As for the cause, there have been various since the trend became obvious, including the possibility that women’s sex hormones help them fight the infection better than men. Among other theories related to biology, one draws from the fact that a woman’s genetic makeup consists of two X chromosomes (a man has only one of those). Because X chromosomes contain most of the genes related to the immune system, the inference is that women are better equipped to mount an immune response.
Other theories are based on lifestyle and perceptions — men are likelier to smoke and take risks, which could include not taking enough precautions against infection.
Estrogen and progesterone are the two main sex hormones that characterise a woman. Estrogen helps her develop female physical features and also maintains her reproductive system. Progesterone is secreted by a temporary endocrine gland that the body produces during the second half of the menstrual cycle, and helps prepare the body for possible pregnancy after ovulation. The male body too has estrogen and produces progesterone, both in smaller amounts.
Now, two teams in the US are testing the theory that these hormones help women fight COVID-19 better. One team, at Stony Brook University, New York, has already started treating male patients of COVID-19 with mild doses of estrogen. The other team, at Cedars-Sinai Medical Center in Los Angeles, will conduct trials with progesterone on men infected with the coronavirus.

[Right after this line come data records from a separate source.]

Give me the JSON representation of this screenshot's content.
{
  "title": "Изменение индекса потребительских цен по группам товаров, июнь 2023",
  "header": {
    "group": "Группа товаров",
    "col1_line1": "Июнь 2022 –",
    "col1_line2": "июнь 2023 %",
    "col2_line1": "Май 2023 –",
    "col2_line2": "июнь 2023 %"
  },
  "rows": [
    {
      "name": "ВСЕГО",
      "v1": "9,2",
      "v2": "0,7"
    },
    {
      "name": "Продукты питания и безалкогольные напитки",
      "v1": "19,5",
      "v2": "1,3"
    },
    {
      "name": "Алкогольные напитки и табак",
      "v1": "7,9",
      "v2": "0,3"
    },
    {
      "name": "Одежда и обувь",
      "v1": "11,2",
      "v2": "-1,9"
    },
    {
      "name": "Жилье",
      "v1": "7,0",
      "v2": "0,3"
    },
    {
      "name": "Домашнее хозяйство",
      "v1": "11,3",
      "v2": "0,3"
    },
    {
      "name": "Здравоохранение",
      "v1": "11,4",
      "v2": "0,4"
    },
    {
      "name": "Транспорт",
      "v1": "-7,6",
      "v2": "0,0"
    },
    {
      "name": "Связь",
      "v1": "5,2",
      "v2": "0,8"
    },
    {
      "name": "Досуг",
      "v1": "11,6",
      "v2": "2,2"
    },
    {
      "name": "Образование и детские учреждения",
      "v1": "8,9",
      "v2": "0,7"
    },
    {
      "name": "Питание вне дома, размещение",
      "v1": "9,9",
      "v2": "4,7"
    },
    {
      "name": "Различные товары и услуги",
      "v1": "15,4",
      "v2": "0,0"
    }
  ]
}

More candidates are being recruited for the estrogen trials. “The purpose of this study is to find out if estrogen… given as a patch placed on skin of COVID19 positive or presumptive positive patients for 7 days can reduce the severity of COVID19 symptoms compared to regular care,” the US National Library of Medicine says.
The New York Times quoted Dr Sara Ghandehari, principal investigator for the progesterone study of Cedars-Sinai, as saying that men are clearly doing worse than women in ICU, and that pregnant women (who have high levels of estrogen and progesterone) tend to have mild courses of the disease. “So something about being a woman is protective, and something about pregnancy is protective, and that makes us think about hormones,” she told The NYT.
Women produce the most estrogen and progesterone during reproductive age, and the levels of both fall drastically after menopause. So, if these hormones were responsible for the lower fatality rate among women, the trend should not have shown itself among older women. However, even elderly women have shown a better survival rate than elderly men.
As such, some experts who study sex differences in immunity have warned that hormones may fail to be the magic bullet that some are hoping for, The NYT report said. Sabra Klein, who studies sex differences in viral infections and vaccination responses at the Johns Hopkins Bloomberg School of Public Health, told The NYT: “We see this bias across the life course. Older men are still disproportionately affected, and that suggests to me it’s got to be something genetic, or something else, that’s not just hormonal.”
The disproportionate fatality rate among men shows itself very prominently among 70-89-year-olds in graphics released by the Australian government.